あまりガラではなかったのだが…こういうのも良いな、と思った。
「…ふふ」
「…。…なに」
何やらクスクスと笑う彼女に、志歩は少しムッとしながら聞いてみる。
楽しそうなのは良いが笑われるのはまた訳が違うからだ。
「ううん。…ただ…」
「ただ?」
首を傾げる志歩に遥は僅かに微笑みながら言葉を紡ぐ。
思わず目を見開いてしまった。
「…日野森さんが交換してくれるとは思わなくて」
「そりゃあまあ…ガラではないけど。

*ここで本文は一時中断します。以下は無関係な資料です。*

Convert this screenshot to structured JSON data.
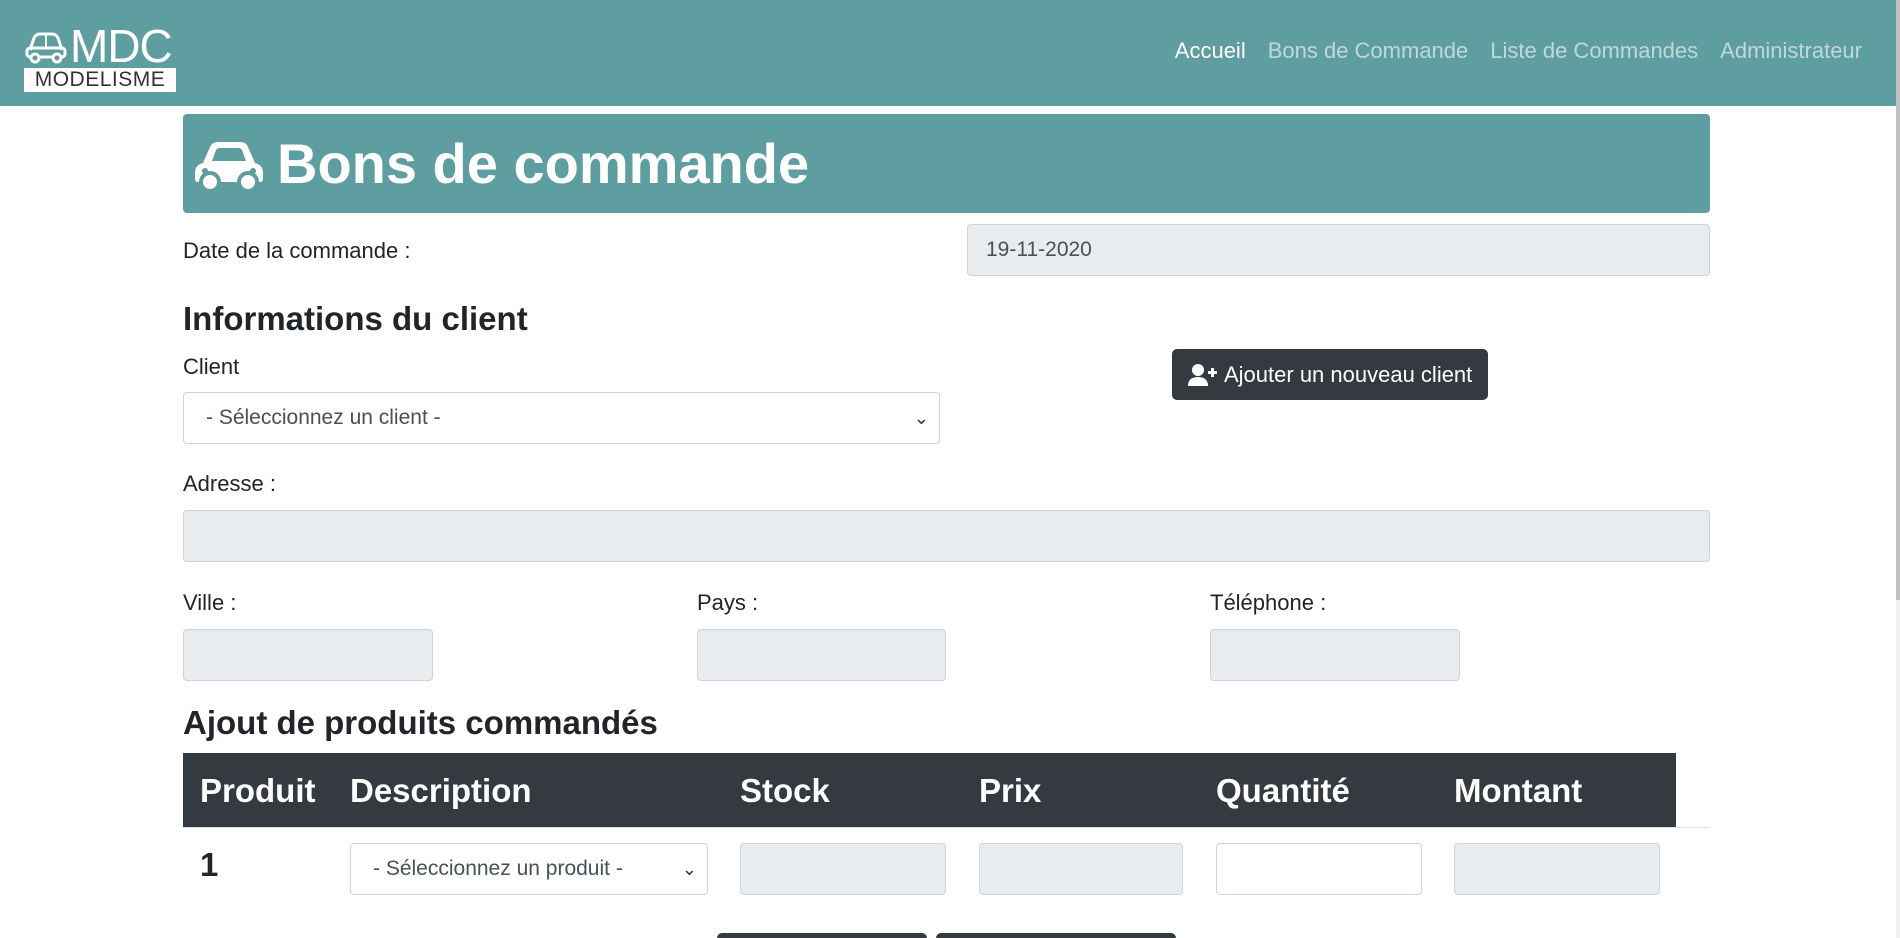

…一応恋人なんだし、するでしょ」
「…!…そうだね」
何故だか彼女も綺麗な瞳を真ん丸にしてからふわぁと笑う。
素直に、可愛いな、と思った。
「ま、友だちでも交換はしたと思うけど」
志歩のそれに遥も頷く。
確かに、きっと友だち同士だって、周りが渡し合っていれば交換くらいはするだろう。
特に咲希やみのりなんかは行事が大好きな部類だ。
けれど。
「でも、込める想いは違うから」
彼女の綺麗な手を持ち上げて口付ける。
市販のチョコレートでも、想う気持ちが違うのだ。
この、愛しい気持ちは…遥にだけで。
「日野森さん」
「…好きだよ、桐谷さん」
「…うん、私も」
小さく笑い合い、触れるだけのキスをする。


今日はバレンタイン。
乙女たちが気持ちを交換する、そんな日。